At the word “kill,” I completely lost it. I couldn’t help myself. I tightened my grip on Craig so much that it’s a wonder he was still standing and started crying my eyes out. “No, what’s messed up is that we’re still here and he isn’t.”

Craig didn’t say anything for a long time; as a matter of fact, he didn’t say anything for the rest of that day. He held me in his arms for a while, probably until I had steadied myself enough to walk. Then, he took me under his right arm and walked me back to my house, getting splattered with brown slush as a car drove by. He didn’t mind that, even though it was all over his nicest pair of jeans, his only actual pair of nice jeans. More than likely, the only thing he cared about was going back to the cemetery, back to his best friend’s grave.

Anybody who knew Brad as well as the two of us had would feel the same way. He was a little more than a troubled kid, having gotten into drinking around age eleven, but he always meant well. If he saw that somebody was the slightest bit upset, he’d stick around long enough to console them, even if it meant being grounded when he arrived home. With looks like an angel and a personality to match, it’s no wonder I fell in love with him so young. It makes me wonder, though, how things had gone so wrong with him so quickly.

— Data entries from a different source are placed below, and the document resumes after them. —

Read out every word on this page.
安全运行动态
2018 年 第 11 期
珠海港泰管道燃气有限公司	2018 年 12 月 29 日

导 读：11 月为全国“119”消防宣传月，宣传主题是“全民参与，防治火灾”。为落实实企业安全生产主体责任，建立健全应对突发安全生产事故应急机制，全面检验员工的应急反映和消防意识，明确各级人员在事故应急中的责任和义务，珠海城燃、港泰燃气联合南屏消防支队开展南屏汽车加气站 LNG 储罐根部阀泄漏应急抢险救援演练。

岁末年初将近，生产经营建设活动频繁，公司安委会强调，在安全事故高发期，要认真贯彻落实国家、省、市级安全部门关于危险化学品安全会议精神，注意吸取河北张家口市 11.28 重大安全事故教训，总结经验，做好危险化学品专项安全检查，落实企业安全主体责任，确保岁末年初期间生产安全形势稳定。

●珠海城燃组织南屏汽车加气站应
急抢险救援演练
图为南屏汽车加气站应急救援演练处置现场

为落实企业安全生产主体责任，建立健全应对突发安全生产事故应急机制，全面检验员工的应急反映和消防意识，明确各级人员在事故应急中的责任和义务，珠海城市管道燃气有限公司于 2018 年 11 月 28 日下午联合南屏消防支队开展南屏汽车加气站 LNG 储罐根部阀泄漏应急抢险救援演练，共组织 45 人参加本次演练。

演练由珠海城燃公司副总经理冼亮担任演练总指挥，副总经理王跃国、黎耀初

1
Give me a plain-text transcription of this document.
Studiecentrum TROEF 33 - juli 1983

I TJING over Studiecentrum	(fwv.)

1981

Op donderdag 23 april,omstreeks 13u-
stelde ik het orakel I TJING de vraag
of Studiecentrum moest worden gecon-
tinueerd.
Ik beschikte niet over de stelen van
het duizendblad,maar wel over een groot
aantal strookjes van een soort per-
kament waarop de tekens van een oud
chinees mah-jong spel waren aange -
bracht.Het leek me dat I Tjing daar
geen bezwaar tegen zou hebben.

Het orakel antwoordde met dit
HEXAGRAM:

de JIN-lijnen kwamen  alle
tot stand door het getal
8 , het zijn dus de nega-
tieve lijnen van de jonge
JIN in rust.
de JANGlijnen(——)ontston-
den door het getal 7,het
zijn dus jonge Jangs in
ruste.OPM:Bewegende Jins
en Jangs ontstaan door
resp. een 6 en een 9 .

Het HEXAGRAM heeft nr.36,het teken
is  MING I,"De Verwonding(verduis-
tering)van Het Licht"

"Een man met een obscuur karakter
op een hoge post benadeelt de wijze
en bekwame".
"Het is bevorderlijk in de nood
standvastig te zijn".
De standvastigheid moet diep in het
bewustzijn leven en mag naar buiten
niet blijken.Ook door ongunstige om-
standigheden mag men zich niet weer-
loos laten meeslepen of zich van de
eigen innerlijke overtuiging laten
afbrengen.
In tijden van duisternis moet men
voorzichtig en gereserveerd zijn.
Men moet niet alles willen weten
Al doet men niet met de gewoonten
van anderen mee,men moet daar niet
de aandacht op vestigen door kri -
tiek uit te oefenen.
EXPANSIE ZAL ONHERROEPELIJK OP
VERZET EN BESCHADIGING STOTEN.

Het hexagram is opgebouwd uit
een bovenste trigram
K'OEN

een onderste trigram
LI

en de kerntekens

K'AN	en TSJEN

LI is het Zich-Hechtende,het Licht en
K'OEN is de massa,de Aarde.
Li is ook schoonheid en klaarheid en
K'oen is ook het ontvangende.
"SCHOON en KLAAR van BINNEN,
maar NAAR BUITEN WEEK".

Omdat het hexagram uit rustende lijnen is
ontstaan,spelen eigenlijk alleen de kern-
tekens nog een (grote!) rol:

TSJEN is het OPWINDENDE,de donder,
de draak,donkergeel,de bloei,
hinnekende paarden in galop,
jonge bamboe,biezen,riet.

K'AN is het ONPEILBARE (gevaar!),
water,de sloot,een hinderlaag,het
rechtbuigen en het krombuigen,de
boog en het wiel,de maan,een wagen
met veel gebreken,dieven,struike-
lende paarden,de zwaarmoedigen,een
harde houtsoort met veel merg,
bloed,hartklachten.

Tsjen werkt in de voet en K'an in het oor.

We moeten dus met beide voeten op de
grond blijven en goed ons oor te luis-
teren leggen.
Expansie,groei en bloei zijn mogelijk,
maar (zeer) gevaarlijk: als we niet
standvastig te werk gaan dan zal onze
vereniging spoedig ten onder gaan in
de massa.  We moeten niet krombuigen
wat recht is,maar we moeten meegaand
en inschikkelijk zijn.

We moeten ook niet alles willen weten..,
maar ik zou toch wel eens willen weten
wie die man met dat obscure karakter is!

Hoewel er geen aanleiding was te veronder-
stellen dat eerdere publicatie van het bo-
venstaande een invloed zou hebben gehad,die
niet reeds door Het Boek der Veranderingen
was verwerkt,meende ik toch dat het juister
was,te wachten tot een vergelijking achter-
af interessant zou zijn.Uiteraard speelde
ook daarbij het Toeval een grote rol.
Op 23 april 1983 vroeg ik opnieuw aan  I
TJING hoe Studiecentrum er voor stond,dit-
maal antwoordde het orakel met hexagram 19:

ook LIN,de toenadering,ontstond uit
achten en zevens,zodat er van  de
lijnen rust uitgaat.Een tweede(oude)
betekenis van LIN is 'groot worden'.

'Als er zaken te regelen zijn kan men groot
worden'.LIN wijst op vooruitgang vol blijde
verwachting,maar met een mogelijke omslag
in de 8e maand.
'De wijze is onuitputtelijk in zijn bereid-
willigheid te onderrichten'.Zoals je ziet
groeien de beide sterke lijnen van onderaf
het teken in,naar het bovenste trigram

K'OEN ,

More than anything, I wonder what kind of person could have killed him. My broken heart screams that this person had to be Satan himself, but my brain is a little slower. Brad taught me to see the best in every single person, for that’s what he always managed to do. I wonder if he was able to see some light in the person who killed him and how he would feel to know that I can’t imagine anything good about a murderer. Somebody stabbed Brad, Craig’s best friend and the boy I love, and then ran away, never owning up to their actions.

Yes, this person could have had straight A’s in high school, matriculated at Harvard University, married a divine lawyer, lived in a mansion overlooking the city, and volunteered at the humane society every weekend. However, in the end, none of that matters. This person committed a murder. I know, though, that there will always be one person who argues he or she shouldn’t be seen only as a murderer, and I know that this person will only see Brad as a victim. This world is two-dimensional.

The author's comments:
I wrote this last year when there was a murder near my town. I hope that by reading it, people realize there's good and bad to everyone, and we have to try and see the good rather than solely the bad.